中谷優希の個展「ふわふわの毛をむしる」を見た。大きく開いたガラス戸からは気持ちのいい風が吹き込み、併設のカフェからはコーヒーのいい匂いが漂ってくる。床に敷かれたゴザの上にはクッションが並べられ、入口で渡されたフィジェット・トイで手遊びをしながら作品を鑑賞する。作品の音は時折、近くを通りすぎる車に遮られることさえあった。視覚を優先したホワイトキューブの展示室とは異なる、穏やかで開放的な空間の中で、私は自分の身体を思い出した。
中谷は自身が患っている精神疾患と作品を切り離すことなく、むしろ重ね合わせながら制作活動を行なっている。展示されていたパフォーマンス映像作品《scapegoat》、《シロクマの修復師》のなかで彼女は、不安定な姿勢を保ち続ける、幅数メートルの間での往復を1時間近く繰り返すといった自らが作り出した過酷な状況の中で、次第に彼女は演技としてではなく、本当に疲弊していく。

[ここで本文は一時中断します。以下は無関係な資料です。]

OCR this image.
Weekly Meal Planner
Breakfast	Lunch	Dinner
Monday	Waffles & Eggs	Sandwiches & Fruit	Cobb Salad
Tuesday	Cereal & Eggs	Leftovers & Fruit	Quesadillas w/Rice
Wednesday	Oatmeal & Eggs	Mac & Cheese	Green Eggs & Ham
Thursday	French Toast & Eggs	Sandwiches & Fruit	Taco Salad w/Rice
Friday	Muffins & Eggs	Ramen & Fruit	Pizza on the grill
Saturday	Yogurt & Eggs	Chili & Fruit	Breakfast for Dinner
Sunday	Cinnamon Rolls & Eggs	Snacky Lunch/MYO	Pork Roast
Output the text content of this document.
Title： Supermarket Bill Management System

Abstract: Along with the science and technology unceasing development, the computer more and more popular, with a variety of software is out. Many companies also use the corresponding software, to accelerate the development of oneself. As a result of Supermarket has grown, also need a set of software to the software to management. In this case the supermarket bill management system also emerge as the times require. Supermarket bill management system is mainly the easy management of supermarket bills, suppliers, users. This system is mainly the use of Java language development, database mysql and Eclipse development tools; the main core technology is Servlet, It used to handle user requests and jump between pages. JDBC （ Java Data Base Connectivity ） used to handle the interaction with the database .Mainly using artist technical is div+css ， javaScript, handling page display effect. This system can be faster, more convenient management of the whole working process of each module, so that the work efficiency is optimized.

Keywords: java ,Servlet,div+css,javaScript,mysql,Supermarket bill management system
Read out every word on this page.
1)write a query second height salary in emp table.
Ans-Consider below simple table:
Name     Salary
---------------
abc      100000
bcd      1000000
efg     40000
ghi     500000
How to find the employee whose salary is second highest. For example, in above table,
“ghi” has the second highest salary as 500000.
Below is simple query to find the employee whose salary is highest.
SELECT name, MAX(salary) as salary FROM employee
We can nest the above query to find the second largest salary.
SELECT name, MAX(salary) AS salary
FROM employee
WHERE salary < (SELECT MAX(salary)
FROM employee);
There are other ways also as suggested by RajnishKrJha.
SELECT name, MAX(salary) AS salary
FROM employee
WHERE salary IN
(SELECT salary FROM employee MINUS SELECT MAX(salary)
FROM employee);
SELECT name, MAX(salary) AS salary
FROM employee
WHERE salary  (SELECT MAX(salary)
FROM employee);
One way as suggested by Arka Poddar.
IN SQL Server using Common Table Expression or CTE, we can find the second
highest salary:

気がつくと私は、そこに映しだされている光景よりも、彼女の息遣いや声の震えをきっかけとして、映像の中にある身体を掴み取ろうとしていた。そして目が遠ざかっていった。パニックが起きている時、私はいつもお腹を手で触って、胃の辺りがバクバクと動いているのを感じていたことを思い出した。頭は混乱していても、その鼓動によって「今は発作が起きている」と理解することができた。それは目に見えにくい症状を、その輪郭に触れることで確かめる行為なのだと思った。
画家が目で絵を見ながら制作するように、中谷にとっての制作行為は、自分の身体の鼓動や熱に触れ、その感覚を確かめていくような作業なのかもしれない。そして中谷が動物を自分の身体に移植するように、私もまた、彼女の身体を自分に移植し、新しい身体へと再構築するのだった。それは鑑賞体験から目が遠ざかり、身体が取り戻されていくような、初めての感覚だった。